Si les créations d’entreprises se stabilisent (+0,4 %), les défaillances diminuent légèrement (–1,6 %), traduisant une forme de résistance des acteurs du secteur.

Les carnets de commandes s’établissent à 6,5 mois à fin octobre, un niveau correct mais insuffisant pour envisager une relance durable.

En parallèle, la hausse du PIB national (+0,5 % au troisième trimestre) et la faible inflation (+1,0 % sur un an en octobre) offrent un contexte plus respirable, mais sans effet décisif sur l’emploi.

Le tissu entrepreneurial reste déséquilibré : les grandes entreprises tirent l’activité, tandis que les TPE, plus dépendantes du marché de la rénovation et de la commande privée, subissent de plein fouet le ralentissement.

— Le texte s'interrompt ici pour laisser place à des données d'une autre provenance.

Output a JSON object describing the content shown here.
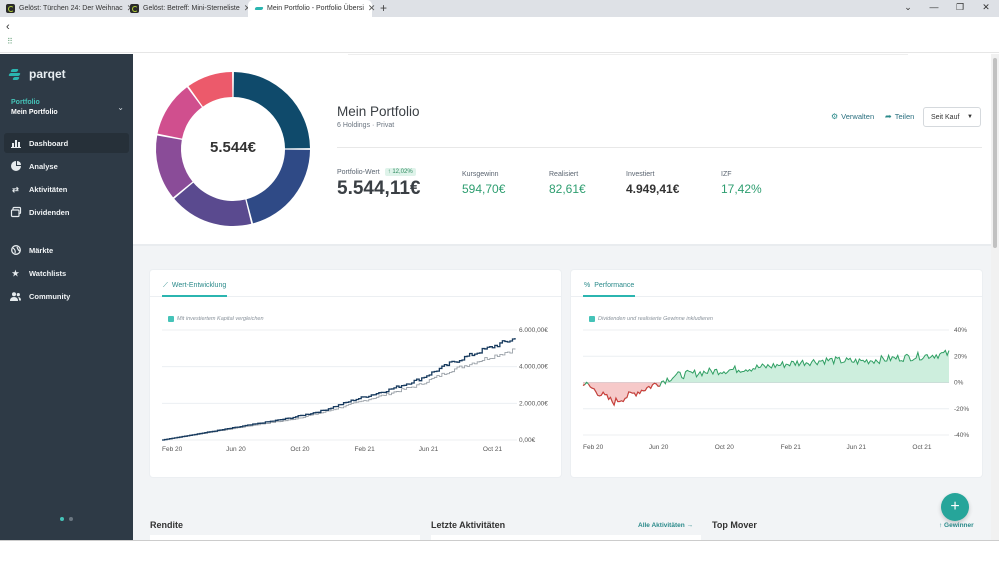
{
  "browser": {
    "tabs": [
      {
        "title": "Gelöst: Türchen 24: Der Weihnac",
        "icon": "community-favicon",
        "active": false
      },
      {
        "title": "Gelöst: Betreff: Mini-Sterneliste",
        "icon": "community-favicon",
        "active": false
      },
      {
        "title": "Mein Portfolio - Portfolio Übersi",
        "icon": "parqet-favicon",
        "active": true
      }
    ],
    "new_tab": "+",
    "back": "‹",
    "apps": "⠿"
  },
  "sidebar": {
    "logo": "parqet",
    "portfolio_label": "Portfolio",
    "portfolio_name": "Mein Portfolio",
    "items": [
      {
        "label": "Dashboard",
        "icon": "chart-bar-icon",
        "active": true
      },
      {
        "label": "Analyse",
        "icon": "pie-chart-icon",
        "active": false
      },
      {
        "label": "Aktivitäten",
        "icon": "transfer-icon",
        "active": false
      },
      {
        "label": "Dividenden",
        "icon": "stack-icon",
        "active": false
      },
      {
        "label": "Märkte",
        "icon": "globe-icon",
        "active": false
      },
      {
        "label": "Watchlists",
        "icon": "star-icon",
        "active": false
      },
      {
        "label": "Community",
        "icon": "users-icon",
        "active": false
      }
    ]
  },
  "header": {
    "donut_center": "5.544€",
    "title": "Mein Portfolio",
    "subtitle": "6 Holdings · Privat",
    "manage": "Verwalten",
    "share": "Teilen",
    "timeframe": "Seit Kauf"
  },
  "donut": {
    "slices": [
      {
        "share": 0.25,
        "color": "#0f4a6b"
      },
      {
        "share": 0.21,
        "color": "#2f4a86"
      },
      {
        "share": 0.18,
        "color": "#5a4a8f"
      },
      {
        "share": 0.14,
        "color": "#8a4c98"
      },
      {
        "share": 0.12,
        "color": "#d04f8e"
      },
      {
        "share": 0.1,
        "color": "#ec5a6b"
      }
    ]
  },
  "kpis": {
    "portfolio_value_label": "Portfolio-Wert",
    "portfolio_value_change": "↑ 12,02%",
    "portfolio_value": "5.544,11€",
    "kursgewinn_label": "Kursgewinn",
    "kursgewinn": "594,70€",
    "realisiert_label": "Realisiert",
    "realisiert": "82,61€",
    "investiert_label": "Investiert",
    "investiert": "4.949,41€",
    "izf_label": "IZF",
    "izf": "17,42%"
  },
  "value_card": {
    "tab": "Wert-Entwicklung",
    "checkbox": "Mit investiertem Kapital vergleichen"
  },
  "perf_card": {
    "tab": "Performance",
    "checkbox": "Dividenden und realisierte Gewinne inkludieren"
  },
  "chart_data": [
    {
      "type": "line",
      "title": "Wert-Entwicklung",
      "x": [
        "Feb 20",
        "Apr 20",
        "Jun 20",
        "Aug 20",
        "Oct 20",
        "Dec 20",
        "Feb 21",
        "Apr 21",
        "Jun 21",
        "Aug 21",
        "Oct 21",
        "Dec 21"
      ],
      "series": [
        {
          "name": "Portfolio-Wert",
          "values": [
            0,
            300,
            600,
            900,
            1200,
            1600,
            2200,
            2700,
            3300,
            4200,
            4900,
            5544
          ]
        },
        {
          "name": "Investiertes Kapital",
          "values": [
            0,
            280,
            560,
            850,
            1100,
            1500,
            2000,
            2500,
            3000,
            3800,
            4400,
            4949
          ]
        }
      ],
      "xticks": [
        "Feb 20",
        "Jun 20",
        "Oct 20",
        "Feb 21",
        "Jun 21",
        "Oct 21"
      ],
      "yticks": [
        "0,00€",
        "2.000,00€",
        "4.000,00€",
        "6.000,00€"
      ],
      "ylim": [
        0,
        6000
      ]
    },
    {
      "type": "area",
      "title": "Performance",
      "x": [
        "Feb 20",
        "Mar 20",
        "Apr 20",
        "Jun 20",
        "Aug 20",
        "Oct 20",
        "Dec 20",
        "Feb 21",
        "Apr 21",
        "Jun 21",
        "Aug 21",
        "Oct 21",
        "Dec 21"
      ],
      "series": [
        {
          "name": "Performance %",
          "values": [
            0,
            -15,
            -5,
            5,
            8,
            10,
            12,
            15,
            17,
            16,
            18,
            20,
            22
          ]
        }
      ],
      "xticks": [
        "Feb 20",
        "Jun 20",
        "Oct 20",
        "Feb 21",
        "Jun 21",
        "Oct 21"
      ],
      "yticks": [
        "40%",
        "20%",
        "0%",
        "-20%",
        "-40%"
      ],
      "ylim": [
        -40,
        40
      ]
    }
  ],
  "bottom": {
    "rendite": "Rendite",
    "activities": "Letzte Aktivitäten",
    "all_activities": "Alle Aktivitäten →",
    "top_mover": "Top Mover",
    "winners": "↑ Gewinner",
    "fab": "+"
  }
}
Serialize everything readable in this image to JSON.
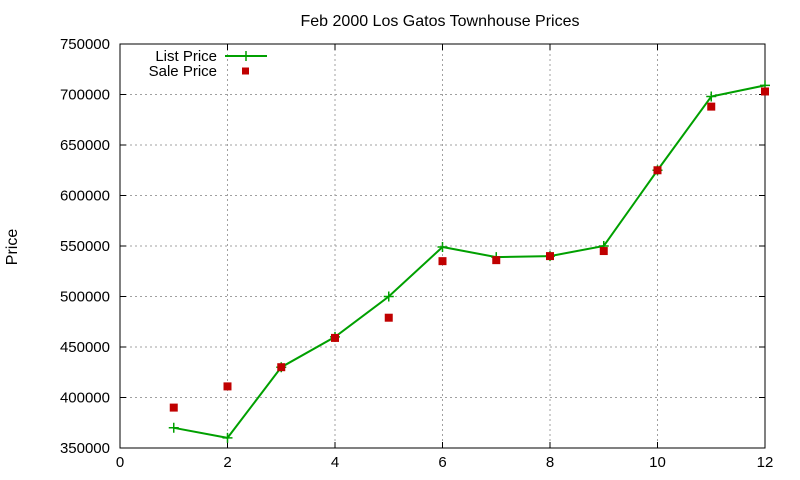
{
  "chart_data": {
    "type": "line",
    "title": "Feb 2000 Los Gatos Townhouse Prices",
    "xlabel": "",
    "ylabel": "Price",
    "xlim": [
      0,
      12
    ],
    "ylim": [
      350000,
      750000
    ],
    "x_ticks": [
      0,
      2,
      4,
      6,
      8,
      10,
      12
    ],
    "y_ticks": [
      350000,
      400000,
      450000,
      500000,
      550000,
      600000,
      650000,
      700000,
      750000
    ],
    "grid": true,
    "legend_position": "top-left",
    "series": [
      {
        "name": "List Price",
        "style": "line-with-plus-markers",
        "color": "#00a000",
        "x": [
          1,
          2,
          3,
          4,
          5,
          6,
          7,
          8,
          9,
          10,
          11,
          12
        ],
        "y": [
          370000,
          360000,
          430000,
          460000,
          500000,
          549000,
          539000,
          540000,
          550000,
          625000,
          698000,
          709000
        ]
      },
      {
        "name": "Sale Price",
        "style": "square-markers",
        "color": "#c00000",
        "x": [
          1,
          2,
          3,
          4,
          5,
          6,
          7,
          8,
          9,
          10,
          11,
          12
        ],
        "y": [
          390000,
          411000,
          430000,
          459000,
          479000,
          535000,
          536000,
          540000,
          545000,
          625000,
          688000,
          703000
        ]
      }
    ]
  }
}
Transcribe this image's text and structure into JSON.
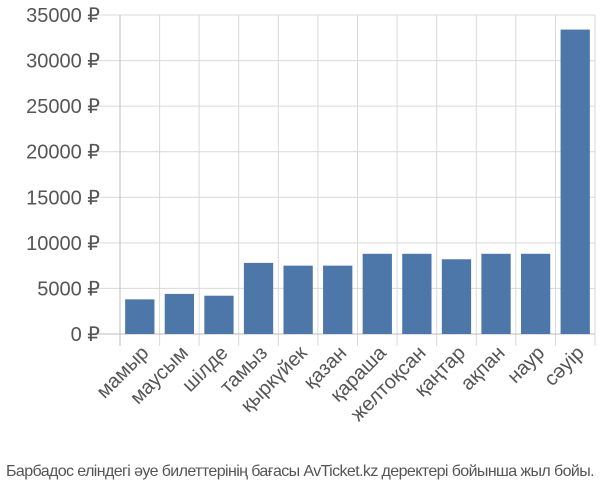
{
  "chart_data": {
    "type": "bar",
    "categories": [
      "мамыр",
      "маусым",
      "шілде",
      "тамыз",
      "қыркүйек",
      "қазан",
      "қараша",
      "желтоқсан",
      "қаңтар",
      "ақпан",
      "наур",
      "сәуір"
    ],
    "values": [
      3800,
      4400,
      4200,
      7800,
      7500,
      7500,
      8800,
      8800,
      8200,
      8800,
      8800,
      33400
    ],
    "ylim": [
      0,
      35000
    ],
    "yticks": [
      0,
      5000,
      10000,
      15000,
      20000,
      25000,
      30000,
      35000
    ],
    "ytick_labels": [
      "0 ₽",
      "5000 ₽",
      "10000 ₽",
      "15000 ₽",
      "20000 ₽",
      "25000 ₽",
      "30000 ₽",
      "35000 ₽"
    ],
    "grid": true,
    "bar_color": "#4d77a8"
  },
  "caption": "Барбадос еліндегі әуе билеттерінің бағасы AvTicket.kz деректері бойынша жыл бойы."
}
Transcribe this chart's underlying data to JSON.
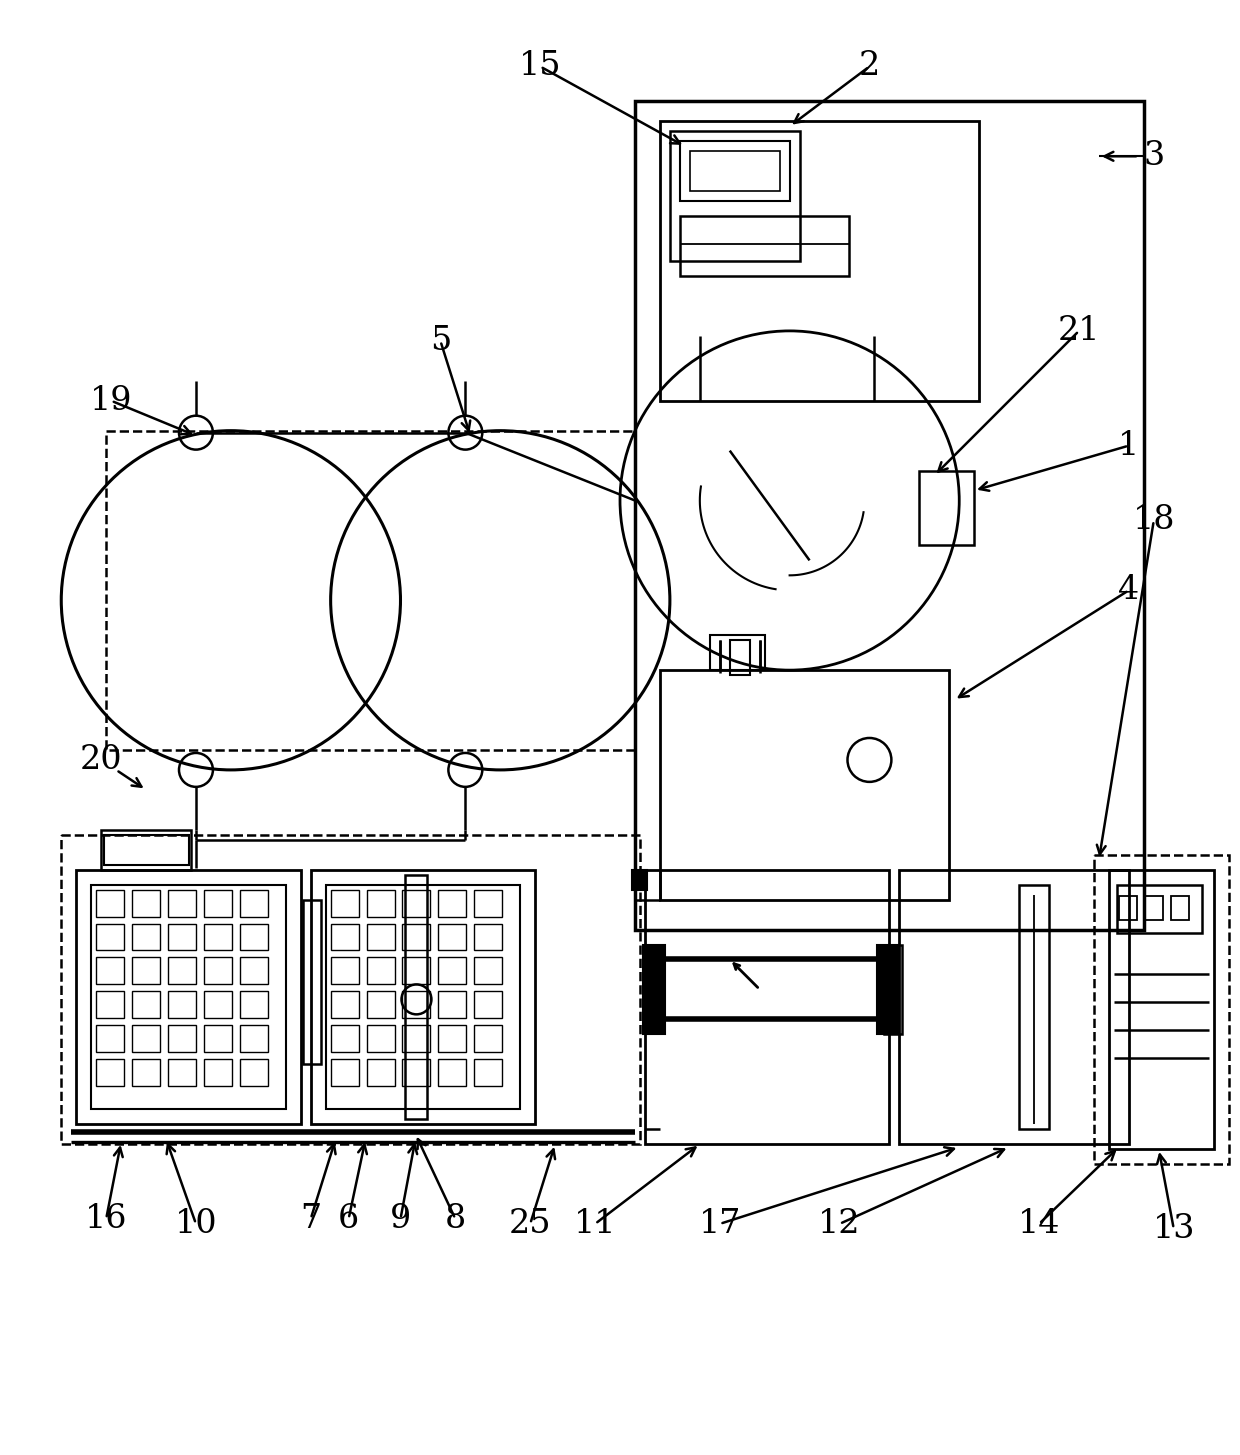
{
  "bg_color": "#ffffff",
  "lc": "#000000",
  "lw": 1.8,
  "tlw": 4.0,
  "fig_width": 12.4,
  "fig_height": 14.55
}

Le marché de la main-d’œuvre qualifiée demeure tendu, accentuant la pression sur les coûts de production.

Marges et trésorerie : le nerf de la guerre

Sur le plan économique, la reprise s’accompagne d’un effet de ciseau particulièrement pénalisant.

Les coûts de production dans le bâtiment augmentent de +1,5 % sur un an, principalement en raison des salaires (+2,6 %), tandis que les prix reculent de –1,7 %. Résultat : le taux de marge opérationnelle du secteur tombe à 23,0 %, en baisse de 0,3 point sur un an.

L’opinion des chefs d’entreprise sur leur trésorerie se dégrade également : elle « bascule en territoire légèrement négatif » au troisième trimestre, selon le document.

Ce recul témoigne d’un affaiblissement structurel, alors que les entreprises peinent à répercuter leurs hausses de coûts sur leurs prix de vente.

La légère détente du crédit immobilier – taux moyen à 3,09 %, durée à 250 mois – ne suffit pas à restaurer la confiance, d’autant que la hausse du taux de l’OAT à dix ans laisse présager un durcissement à venir des conditions de financement.

Cette fragilité financière limite les marges de manœuvre pour l’investissement, notamment dans les chantiers de décarbonation, la formation et la montée en compétence des équipes.